Panoramic Image Inpainting With Gated Convolution And Contextual Reconstruction Loss
Li Yu, Yanjun Gao, Farhad Pakdaman, Moncef Gabbouj
TL;DR
This work tackles panoramic image inpainting by operating on cubemap-projected CMP inputs and employing a two-generator architecture (Face Generator and Cube Generator) that uses gated convolutions to distinguish valid versus invalid pixels. A side branch with contextual reconstruction loss guides the network to select the most appropriate reference patches, while Slice and Whole discriminators enforce per-face realism and inter-face consistency. Training relies on a WGAN framework with gradient penalty, augmented by $L_1$ losses on masked and unmasked regions and the CR loss $L_{CR}$ to reduce ambiguity in patch selection. Empirical results on the SUN360 dataset show superior PSNR/SSIM performance over state-of-the-art methods across mask ratios, with ablation studies confirming the contributions of gated convolutions and CR loss, and the CMP input reducing pole distortion compared to ERP-based approaches.
Abstract
Deep learning-based methods have demonstrated encouraging results in tackling the task of panoramic image inpainting.

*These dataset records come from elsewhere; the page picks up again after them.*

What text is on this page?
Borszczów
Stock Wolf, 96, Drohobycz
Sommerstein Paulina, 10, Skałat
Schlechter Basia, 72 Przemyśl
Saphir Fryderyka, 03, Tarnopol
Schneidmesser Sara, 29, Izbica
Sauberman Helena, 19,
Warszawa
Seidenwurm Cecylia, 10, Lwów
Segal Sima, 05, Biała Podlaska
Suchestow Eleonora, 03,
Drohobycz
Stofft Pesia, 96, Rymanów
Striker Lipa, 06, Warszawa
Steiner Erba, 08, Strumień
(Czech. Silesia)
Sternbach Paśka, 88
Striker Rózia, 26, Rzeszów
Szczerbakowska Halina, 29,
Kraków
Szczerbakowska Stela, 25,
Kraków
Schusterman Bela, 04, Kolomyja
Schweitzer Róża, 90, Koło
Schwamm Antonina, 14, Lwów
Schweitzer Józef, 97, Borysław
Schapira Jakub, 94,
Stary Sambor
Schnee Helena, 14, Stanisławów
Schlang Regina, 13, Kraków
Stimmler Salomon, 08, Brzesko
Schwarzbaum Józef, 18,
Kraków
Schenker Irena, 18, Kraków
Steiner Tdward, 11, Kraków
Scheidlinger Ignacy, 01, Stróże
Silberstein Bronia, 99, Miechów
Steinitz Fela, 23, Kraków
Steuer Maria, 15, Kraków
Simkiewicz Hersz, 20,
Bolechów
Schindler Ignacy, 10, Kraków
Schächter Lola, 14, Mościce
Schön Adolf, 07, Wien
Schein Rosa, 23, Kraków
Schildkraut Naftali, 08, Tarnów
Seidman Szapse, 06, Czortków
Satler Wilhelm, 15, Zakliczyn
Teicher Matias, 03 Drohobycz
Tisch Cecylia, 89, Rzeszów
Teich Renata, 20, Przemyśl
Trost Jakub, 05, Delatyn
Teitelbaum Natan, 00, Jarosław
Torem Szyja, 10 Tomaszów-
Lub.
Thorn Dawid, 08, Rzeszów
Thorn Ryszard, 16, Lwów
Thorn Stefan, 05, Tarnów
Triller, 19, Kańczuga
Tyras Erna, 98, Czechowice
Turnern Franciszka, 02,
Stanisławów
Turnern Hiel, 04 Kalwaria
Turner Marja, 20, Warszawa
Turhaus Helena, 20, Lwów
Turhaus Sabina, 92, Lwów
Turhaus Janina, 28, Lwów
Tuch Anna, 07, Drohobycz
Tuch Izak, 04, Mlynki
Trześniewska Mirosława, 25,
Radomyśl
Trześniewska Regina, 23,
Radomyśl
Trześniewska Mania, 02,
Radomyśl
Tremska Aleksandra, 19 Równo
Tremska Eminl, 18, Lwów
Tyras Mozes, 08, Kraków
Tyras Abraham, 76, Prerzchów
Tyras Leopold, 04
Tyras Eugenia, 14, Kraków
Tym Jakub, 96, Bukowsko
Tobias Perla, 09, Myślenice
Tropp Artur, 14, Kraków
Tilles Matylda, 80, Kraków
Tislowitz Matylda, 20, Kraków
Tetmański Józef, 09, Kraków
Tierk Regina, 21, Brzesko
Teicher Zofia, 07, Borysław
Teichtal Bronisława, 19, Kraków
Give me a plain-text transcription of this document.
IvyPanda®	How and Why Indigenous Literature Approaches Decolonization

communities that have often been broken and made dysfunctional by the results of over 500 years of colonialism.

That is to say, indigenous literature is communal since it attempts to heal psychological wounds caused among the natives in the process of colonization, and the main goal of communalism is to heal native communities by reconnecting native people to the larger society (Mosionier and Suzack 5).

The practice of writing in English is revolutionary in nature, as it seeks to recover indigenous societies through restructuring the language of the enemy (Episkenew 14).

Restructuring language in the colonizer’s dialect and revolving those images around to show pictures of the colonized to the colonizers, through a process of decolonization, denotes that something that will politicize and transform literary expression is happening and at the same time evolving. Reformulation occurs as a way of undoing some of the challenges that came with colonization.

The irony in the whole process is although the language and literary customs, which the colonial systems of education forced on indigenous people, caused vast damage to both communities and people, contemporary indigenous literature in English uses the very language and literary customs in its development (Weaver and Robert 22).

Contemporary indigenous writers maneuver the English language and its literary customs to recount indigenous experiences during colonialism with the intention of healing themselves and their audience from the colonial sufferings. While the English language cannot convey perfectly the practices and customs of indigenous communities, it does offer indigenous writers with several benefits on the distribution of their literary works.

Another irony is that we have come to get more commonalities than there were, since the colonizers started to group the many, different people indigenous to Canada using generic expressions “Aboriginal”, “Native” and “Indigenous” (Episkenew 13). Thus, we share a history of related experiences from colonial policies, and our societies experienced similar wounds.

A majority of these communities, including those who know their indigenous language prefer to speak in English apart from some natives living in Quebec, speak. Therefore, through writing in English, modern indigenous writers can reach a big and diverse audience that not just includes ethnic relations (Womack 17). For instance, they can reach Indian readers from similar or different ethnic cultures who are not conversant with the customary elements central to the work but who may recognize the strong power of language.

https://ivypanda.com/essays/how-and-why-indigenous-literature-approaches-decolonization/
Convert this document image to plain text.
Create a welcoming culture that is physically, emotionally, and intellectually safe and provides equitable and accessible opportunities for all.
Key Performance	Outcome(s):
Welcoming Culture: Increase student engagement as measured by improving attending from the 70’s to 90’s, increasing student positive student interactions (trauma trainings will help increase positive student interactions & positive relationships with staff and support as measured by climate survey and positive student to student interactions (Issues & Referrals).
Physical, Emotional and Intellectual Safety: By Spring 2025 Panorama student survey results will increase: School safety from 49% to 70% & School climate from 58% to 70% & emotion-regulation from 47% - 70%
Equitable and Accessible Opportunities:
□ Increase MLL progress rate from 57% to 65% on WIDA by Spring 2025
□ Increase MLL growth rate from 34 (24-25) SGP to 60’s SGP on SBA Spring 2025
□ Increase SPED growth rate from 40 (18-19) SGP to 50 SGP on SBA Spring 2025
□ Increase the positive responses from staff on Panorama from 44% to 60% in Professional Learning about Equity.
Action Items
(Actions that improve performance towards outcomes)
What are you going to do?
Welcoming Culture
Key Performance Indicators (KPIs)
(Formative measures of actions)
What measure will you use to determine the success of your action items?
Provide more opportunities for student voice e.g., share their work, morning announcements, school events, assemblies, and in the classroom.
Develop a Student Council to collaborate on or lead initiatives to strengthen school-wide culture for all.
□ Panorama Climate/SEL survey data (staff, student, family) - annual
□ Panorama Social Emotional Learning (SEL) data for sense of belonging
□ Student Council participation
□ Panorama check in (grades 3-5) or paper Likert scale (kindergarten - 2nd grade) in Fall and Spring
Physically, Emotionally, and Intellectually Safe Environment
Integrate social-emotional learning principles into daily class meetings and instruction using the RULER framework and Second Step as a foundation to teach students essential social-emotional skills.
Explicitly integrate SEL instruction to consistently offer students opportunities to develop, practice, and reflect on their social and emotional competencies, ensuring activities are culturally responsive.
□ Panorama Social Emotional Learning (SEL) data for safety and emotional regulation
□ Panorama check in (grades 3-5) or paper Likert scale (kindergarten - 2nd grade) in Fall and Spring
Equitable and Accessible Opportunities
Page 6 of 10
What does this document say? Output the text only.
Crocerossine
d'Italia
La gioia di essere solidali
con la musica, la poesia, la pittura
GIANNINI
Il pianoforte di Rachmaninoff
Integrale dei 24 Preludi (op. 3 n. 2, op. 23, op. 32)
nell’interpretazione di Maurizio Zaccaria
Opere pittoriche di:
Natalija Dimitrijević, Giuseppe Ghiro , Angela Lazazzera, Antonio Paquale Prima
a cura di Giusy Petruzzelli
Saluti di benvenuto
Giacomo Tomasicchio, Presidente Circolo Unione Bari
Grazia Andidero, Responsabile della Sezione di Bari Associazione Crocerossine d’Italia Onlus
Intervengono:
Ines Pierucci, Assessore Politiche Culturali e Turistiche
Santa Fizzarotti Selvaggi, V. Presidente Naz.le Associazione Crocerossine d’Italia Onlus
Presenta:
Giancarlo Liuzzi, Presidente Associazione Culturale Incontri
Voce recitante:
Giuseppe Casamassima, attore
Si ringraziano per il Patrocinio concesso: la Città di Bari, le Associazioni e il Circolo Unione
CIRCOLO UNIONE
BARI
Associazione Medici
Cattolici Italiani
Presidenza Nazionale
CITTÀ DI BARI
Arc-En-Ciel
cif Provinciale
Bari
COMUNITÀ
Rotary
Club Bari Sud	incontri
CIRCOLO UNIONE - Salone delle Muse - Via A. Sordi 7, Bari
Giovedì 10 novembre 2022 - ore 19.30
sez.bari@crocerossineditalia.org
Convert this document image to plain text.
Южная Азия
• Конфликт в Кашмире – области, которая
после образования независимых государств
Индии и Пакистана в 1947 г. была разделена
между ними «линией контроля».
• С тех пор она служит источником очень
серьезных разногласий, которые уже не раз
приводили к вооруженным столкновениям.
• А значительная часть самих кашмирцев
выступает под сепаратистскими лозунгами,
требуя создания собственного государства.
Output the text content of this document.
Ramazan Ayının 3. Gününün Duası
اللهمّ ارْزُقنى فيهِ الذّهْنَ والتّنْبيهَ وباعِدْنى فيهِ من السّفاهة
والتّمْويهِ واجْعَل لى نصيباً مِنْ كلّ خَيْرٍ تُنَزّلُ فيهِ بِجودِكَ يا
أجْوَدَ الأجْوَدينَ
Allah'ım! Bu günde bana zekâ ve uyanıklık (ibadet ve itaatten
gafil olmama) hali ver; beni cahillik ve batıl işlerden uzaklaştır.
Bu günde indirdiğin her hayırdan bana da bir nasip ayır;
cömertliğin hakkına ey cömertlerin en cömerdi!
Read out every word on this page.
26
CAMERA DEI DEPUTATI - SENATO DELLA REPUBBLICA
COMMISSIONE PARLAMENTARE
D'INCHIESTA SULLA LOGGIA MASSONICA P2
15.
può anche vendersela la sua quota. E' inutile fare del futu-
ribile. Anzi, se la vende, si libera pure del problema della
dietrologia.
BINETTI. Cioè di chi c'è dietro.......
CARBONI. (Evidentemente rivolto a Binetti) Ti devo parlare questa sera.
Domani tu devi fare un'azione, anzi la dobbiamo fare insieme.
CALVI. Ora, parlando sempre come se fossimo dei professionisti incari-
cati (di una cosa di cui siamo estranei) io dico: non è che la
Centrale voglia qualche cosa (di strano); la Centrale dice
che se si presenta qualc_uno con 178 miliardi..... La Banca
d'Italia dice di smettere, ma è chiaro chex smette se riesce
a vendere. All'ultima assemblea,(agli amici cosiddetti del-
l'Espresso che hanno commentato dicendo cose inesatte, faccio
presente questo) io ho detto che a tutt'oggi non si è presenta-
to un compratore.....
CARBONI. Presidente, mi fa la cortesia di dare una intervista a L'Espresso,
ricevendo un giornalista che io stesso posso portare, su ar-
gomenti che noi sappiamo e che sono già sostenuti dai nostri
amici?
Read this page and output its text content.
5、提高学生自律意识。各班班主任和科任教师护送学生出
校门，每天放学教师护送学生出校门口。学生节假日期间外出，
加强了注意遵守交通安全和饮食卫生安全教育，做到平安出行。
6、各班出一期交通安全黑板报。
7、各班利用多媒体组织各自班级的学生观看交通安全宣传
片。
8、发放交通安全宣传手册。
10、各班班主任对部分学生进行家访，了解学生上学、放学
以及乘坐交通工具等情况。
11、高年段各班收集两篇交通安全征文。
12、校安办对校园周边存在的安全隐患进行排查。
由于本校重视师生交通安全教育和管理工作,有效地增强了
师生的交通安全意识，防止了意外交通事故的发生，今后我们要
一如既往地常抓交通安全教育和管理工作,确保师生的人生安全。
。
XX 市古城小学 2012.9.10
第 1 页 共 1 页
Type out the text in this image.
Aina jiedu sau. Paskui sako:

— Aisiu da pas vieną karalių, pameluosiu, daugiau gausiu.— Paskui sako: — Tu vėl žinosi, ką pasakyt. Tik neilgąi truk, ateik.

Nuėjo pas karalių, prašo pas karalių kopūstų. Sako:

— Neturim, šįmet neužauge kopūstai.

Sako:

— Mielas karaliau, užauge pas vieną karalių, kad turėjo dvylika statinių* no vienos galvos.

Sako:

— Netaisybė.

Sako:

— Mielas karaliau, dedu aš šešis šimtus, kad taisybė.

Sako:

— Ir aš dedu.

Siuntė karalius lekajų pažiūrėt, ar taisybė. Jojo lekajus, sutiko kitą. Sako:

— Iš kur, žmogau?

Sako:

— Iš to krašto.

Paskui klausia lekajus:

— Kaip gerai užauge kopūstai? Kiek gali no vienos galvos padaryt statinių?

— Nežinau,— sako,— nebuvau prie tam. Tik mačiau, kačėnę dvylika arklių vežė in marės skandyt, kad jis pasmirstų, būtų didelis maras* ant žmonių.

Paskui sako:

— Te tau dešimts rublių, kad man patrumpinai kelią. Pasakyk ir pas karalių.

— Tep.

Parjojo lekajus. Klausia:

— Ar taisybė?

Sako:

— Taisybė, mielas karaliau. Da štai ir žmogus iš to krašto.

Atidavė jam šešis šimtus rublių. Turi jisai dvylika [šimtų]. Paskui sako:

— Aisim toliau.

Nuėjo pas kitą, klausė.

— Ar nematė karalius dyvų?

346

However, it is challenging for existing methods to distinguish valid pixels from invalid pixels and find suitable references for corrupted areas, thus leading to artifacts in the inpainted results. In response to these challenges, we propose a panoramic image inpainting framework that consists of a Face Generator, a Cube Generator, a side branch, and two discriminators. We use the Cubemap Projection (CMP) format as network input. The generator employs gated convolutions to distinguish valid pixels from invalid ones, while a side branch is designed utilizing contextual reconstruction (CR) loss to guide the generators to find the most suitable reference patch for inpainting the missing region. The proposed method is compared with state-of-the-art (SOTA) methods on SUN360 Street View dataset in terms of PSNR and SSIM. Experimental results and ablation study demonstrate that the proposed method outperforms SOTA both quantitatively and qualitatively.